Take the death bed scene as another example: Brando overacts all over the place and wows the plebs in the cheap seats with his outpourings of anger and sorrow. But what about the fact that the scene comes out of nowhere, and doesn’t make sense connected to the events that proceed and immediately follow it? By the time it is shown, the affair has been going on for a while, so the wife would have been dead for weeks. So when the hell is it supposed to have happened?
The film then meanders on as if it never happened afterwards until we get to an ending as pointless as it is absurd. All along the way, Brando is the absolute embodiment of self-indulgence delivering affectation after affectation in a way that just grated upon me the whole way. That this is acknowledged to be his best work convinces me that there’s no point to my watching any flick with him in it ever again.
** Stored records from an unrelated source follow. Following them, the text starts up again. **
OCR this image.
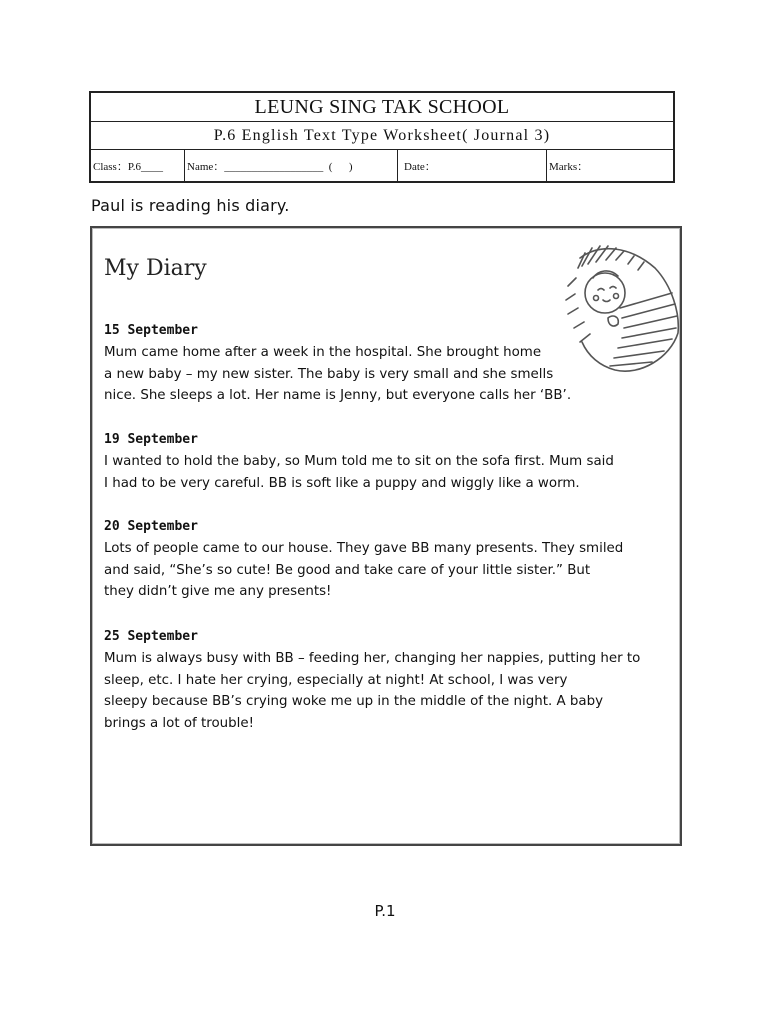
LEUNG SING TAK SCHOOL
P.6 English Text Type Worksheet( Journal 3)
Class：P.6____	Name：__________________  (      )	Date：	Marks：
Paul is reading his diary.
My Diary
15 September
Mum came home after a week in the hospital. She brought home
a new baby – my new sister. The baby is very small and she smells
nice. She sleeps a lot. Her name is Jenny, but everyone calls her ‘BB’.
19 September
I wanted to hold the baby, so Mum told me to sit on the sofa first. Mum said
I had to be very careful. BB is soft like a puppy and wiggly like a worm.
20 September
Lots of people came to our house. They gave BB many presents. They smiled
and said, “She’s so cute! Be good and take care of your little sister.” But
they didn’t give me any presents!
25 September
Mum is always busy with BB – feeding her, changing her nappies, putting her to
sleep, etc. I hate her crying, especially at night! At school, I was very
sleepy because BB’s crying woke me up in the middle of the night. A baby
brings a lot of trouble!
P.1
I’m not surprised Maria Schneider rarely if ever got any work after Last Tango. She’s a terrible actress whether Brando is in the scene with her or not. Though she does have lovely breasts, which is about all she contributes.
Apart from the Ratfest, the worst scenes for me are at the penultimate stage of the flick where our two beloved protagonists are at a tango bar in the middle of the afternoon getting pissed. Brando’s using a British accent and makes dumb improvised declamatory statement after dumb improvised declamatory statement. He then proceeds to chase her through Parisian streets bellowing “I’ll get you, you bimbo!” at the top of his overacting lungs.
This shit is unintentionally hilarious. When I remember those scenes I just realise how absurd this flick’s status as an avant-garde classic truly is, and I just laugh at the absurdity of the world.
Loneliness? Loss? Comfort Sex? Rough Sex between Strangers? Not Getting Other People? Butter Up the Jacksy? These are all important issues. None of them really get explored in any meaningful way in this flick. I related and grasped not a single second of this terrible film.
Bernardo Bertolucci is one of those directors who has made some good films, and a lot of crap as well over the course of his career. He is also the dirtiest of dirty old men, putting more of his dirty old man waning libido up there on the screen than any other director I can think of, whether they be pornographers or not. I love some of his films (Il Conformisto, The Spider’s Stratagem, 1900), didn’t mind one or two (The Dreamers, The Last Emperor), and hated many of his other flicks (Stealing Beauty, Sheltering Sky, Besieged, Little Buddha).
Now I’ve got another one to add to the list. Good gods do I have one to add to the list.
3 times I’ll watch this flick again in a few years just to see if it’s as Ed Wood Plan 9 from Outer Space-bad out of 10
“That’s not a subway strap, that’s me cock!” – I’m glad you made the distinction, Last Tango in Paris.